My eyes burn, and my mouth tastes metallic from the pints of blood the doctor has pushed through my veins. I lay back on the pillows and close my eyes, hating the fact that I am so helpless. I hear the door open and close again. "Go away," I mutter from the bed, "I'm not in the mood."

"Hey." Cal. I open my eyes. I've never been happier to see him in my life. "I came to check on you as soon as I could."

"I'm okay, I guess." I give him a weak smile. He doesn't return it.

Cal crosses the room and drags a chair to my bedside. "Ede. It's okay to not be okay." My smile fades. He knows. I stare at him for a moment, torn between being hurt and being angry.

"Did you know?"

My question throws him for a loop. I can see the confusion written all over his face. "Know what?"

"That my father was the one that killed me." I study his face for clues as it turns from shock to horror. "Or had someone do it. He didn't make that part very clear."

"God, Ede. No. God, no. I really thought you'd killed yourself because of the baby, right up until you showed me different."

"Well, he did. For the insurance money." I keep my tone matter-of-fact. "You, too."

"Wait, why me? What did I do?"

"Guess he thought you were too much of a Sherlock. You were a liability, so he got rid of you.
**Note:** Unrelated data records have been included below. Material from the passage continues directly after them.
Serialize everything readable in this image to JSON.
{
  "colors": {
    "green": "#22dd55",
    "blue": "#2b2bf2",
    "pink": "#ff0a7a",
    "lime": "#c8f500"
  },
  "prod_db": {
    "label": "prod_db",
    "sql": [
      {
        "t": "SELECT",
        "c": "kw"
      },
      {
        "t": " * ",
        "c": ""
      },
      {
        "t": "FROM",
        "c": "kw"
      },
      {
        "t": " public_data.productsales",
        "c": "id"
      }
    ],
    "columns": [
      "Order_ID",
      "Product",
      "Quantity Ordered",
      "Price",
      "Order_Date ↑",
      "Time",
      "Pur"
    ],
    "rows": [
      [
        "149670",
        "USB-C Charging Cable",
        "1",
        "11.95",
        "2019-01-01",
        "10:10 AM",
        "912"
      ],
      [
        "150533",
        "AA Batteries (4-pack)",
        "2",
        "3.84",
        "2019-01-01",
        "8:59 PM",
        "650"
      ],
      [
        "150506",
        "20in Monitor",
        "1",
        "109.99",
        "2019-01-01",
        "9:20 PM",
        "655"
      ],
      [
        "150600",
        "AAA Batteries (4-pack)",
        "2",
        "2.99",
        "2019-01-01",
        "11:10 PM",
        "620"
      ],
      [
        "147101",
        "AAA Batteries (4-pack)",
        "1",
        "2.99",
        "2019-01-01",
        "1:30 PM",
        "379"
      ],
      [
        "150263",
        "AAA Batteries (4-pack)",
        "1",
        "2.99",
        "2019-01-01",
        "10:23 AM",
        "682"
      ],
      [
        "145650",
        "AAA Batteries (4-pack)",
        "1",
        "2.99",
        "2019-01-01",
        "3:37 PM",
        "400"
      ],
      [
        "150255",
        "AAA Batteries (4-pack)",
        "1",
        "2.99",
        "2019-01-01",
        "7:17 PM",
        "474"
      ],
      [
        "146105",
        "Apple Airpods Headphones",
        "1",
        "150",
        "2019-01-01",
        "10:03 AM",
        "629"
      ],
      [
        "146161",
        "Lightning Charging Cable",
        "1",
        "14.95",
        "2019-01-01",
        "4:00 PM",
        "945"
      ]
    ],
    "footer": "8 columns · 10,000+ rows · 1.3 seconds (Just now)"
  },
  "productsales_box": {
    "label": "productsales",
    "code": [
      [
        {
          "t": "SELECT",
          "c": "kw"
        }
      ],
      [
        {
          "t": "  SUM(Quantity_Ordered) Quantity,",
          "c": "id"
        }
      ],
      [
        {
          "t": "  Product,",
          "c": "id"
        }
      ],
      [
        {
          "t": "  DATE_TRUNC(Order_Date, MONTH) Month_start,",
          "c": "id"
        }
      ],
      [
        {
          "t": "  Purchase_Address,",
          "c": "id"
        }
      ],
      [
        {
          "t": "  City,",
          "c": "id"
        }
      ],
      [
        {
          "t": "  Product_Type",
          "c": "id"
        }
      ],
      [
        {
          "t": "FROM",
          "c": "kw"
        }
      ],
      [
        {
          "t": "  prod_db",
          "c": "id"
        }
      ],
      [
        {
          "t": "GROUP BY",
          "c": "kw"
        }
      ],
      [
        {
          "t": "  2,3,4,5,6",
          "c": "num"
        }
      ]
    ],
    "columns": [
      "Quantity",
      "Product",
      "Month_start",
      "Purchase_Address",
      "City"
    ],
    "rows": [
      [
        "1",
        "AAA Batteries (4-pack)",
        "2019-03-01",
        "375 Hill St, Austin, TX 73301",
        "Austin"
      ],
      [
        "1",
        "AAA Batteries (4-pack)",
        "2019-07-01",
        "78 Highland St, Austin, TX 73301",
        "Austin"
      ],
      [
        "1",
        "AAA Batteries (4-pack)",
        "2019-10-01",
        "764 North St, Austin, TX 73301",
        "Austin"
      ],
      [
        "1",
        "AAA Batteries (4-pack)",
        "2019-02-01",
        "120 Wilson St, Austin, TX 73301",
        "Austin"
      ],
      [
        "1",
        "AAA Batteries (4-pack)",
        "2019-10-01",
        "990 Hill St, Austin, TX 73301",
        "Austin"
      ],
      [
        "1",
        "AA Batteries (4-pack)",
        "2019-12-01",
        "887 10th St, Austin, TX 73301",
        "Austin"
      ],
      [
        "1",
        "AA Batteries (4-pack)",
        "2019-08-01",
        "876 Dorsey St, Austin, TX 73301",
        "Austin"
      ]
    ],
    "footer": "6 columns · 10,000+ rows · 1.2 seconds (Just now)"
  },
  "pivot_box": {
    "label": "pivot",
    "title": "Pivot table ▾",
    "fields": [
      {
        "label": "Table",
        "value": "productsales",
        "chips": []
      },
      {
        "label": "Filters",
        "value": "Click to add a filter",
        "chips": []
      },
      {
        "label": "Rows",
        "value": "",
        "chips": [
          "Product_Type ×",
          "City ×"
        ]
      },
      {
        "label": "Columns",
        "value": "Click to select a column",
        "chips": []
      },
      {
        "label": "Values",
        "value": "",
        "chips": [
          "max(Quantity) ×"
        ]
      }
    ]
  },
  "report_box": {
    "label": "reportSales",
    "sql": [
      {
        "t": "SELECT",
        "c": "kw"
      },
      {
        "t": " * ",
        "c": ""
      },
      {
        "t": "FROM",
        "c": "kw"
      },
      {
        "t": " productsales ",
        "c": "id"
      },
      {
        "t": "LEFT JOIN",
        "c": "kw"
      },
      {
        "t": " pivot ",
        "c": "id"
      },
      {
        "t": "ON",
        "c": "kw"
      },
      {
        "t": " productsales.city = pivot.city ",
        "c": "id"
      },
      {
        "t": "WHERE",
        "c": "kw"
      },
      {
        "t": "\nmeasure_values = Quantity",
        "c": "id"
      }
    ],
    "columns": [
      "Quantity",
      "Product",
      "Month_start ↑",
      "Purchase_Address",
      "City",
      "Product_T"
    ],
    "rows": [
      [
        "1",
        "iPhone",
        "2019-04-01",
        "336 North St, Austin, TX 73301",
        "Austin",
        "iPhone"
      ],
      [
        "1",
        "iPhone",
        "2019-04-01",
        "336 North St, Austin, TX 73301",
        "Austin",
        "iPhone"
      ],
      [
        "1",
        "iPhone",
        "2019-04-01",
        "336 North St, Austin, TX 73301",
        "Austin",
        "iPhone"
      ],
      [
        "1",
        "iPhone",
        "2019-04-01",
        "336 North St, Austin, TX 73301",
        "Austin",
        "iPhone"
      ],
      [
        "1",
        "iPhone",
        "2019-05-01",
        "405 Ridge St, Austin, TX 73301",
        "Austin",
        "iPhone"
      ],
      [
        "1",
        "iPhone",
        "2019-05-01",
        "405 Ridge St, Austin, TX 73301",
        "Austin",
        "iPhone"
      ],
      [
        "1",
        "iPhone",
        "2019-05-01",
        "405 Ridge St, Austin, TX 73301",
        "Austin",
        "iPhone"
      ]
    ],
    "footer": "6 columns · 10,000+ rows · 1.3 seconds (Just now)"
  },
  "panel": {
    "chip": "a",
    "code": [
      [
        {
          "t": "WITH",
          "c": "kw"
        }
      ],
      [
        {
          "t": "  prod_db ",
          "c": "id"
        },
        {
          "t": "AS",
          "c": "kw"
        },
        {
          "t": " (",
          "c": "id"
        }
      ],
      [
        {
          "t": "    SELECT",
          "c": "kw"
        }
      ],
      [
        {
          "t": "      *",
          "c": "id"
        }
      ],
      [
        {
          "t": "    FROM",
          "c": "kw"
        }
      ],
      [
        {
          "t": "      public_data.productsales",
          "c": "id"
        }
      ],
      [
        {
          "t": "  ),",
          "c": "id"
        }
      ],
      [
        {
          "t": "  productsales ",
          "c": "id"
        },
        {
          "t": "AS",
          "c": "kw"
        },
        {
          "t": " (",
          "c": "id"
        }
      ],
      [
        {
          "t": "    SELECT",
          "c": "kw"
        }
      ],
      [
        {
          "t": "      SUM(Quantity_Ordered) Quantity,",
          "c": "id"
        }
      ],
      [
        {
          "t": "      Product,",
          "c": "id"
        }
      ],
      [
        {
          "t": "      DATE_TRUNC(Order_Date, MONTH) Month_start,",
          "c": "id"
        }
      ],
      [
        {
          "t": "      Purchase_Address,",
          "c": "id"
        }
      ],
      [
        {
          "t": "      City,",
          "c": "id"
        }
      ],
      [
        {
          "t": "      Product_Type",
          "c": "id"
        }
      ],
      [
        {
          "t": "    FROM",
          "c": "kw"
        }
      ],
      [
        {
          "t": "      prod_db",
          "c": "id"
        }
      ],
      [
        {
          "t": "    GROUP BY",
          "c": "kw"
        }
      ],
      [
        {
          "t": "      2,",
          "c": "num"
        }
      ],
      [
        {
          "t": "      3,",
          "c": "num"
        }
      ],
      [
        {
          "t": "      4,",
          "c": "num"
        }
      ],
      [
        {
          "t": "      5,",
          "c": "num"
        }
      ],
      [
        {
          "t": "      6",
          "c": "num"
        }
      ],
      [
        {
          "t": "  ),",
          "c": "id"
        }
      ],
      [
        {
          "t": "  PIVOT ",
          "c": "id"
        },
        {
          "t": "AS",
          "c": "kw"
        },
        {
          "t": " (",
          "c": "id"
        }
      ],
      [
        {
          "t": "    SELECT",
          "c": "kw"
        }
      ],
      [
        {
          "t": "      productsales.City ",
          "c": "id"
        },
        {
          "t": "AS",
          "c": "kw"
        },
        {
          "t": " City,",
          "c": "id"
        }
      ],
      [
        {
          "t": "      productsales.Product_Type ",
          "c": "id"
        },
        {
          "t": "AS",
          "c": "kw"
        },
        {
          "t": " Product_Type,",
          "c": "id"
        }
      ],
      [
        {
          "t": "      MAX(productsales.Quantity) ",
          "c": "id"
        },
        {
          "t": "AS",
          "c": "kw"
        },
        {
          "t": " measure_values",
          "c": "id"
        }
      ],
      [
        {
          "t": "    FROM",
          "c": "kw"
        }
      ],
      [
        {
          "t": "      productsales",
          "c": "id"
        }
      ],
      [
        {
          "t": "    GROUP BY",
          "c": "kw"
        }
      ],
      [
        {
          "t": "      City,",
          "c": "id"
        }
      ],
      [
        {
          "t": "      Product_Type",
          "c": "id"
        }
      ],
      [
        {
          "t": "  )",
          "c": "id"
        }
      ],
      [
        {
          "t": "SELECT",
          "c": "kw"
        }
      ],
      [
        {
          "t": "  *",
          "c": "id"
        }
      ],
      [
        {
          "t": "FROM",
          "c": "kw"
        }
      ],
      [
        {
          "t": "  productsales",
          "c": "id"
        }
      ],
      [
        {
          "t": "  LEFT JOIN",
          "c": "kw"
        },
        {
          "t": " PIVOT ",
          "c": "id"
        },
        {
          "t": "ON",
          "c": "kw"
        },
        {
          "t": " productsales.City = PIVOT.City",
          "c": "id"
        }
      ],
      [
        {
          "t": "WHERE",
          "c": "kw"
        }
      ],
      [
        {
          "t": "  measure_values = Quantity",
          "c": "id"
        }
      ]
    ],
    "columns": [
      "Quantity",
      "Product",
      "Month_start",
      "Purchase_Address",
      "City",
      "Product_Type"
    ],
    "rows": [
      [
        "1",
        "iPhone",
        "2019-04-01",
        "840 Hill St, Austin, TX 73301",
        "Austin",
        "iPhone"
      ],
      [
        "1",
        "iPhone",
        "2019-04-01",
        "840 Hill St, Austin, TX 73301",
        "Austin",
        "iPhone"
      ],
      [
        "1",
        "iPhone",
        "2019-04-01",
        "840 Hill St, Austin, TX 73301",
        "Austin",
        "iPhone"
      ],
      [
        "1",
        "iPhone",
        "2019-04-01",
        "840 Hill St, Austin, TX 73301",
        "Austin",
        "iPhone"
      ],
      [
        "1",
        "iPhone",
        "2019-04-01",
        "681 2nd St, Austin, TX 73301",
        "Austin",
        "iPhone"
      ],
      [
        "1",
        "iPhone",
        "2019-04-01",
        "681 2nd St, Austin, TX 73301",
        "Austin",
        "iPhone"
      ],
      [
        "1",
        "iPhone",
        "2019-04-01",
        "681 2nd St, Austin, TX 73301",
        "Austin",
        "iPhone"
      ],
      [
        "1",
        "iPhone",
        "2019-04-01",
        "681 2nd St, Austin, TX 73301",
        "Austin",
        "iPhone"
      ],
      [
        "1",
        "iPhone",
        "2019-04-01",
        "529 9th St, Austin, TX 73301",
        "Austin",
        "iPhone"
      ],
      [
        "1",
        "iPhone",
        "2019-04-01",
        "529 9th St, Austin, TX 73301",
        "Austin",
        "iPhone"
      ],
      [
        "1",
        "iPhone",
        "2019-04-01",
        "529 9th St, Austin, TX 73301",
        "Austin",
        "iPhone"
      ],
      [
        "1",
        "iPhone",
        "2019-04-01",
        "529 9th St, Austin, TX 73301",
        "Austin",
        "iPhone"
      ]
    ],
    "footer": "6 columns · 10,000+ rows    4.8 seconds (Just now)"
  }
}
And Amelia." I can't keep the distaste out of my voice.

Cal stares at me, eyes wide. "But-but that's your dad."

I laugh, but the sound is flat and humorless. "Trust me, I know. Turns out that blood doesn't matter when you stand to get millions of dollars and there's no suicide clause on the policy."

"Jesus, Eden. I'm sorry. If I had known..."

I wait for him to continue, but he doesn't.

"If you had known..," I prod.

"If I had known, I wouldn't have let him just walk out of the hospital."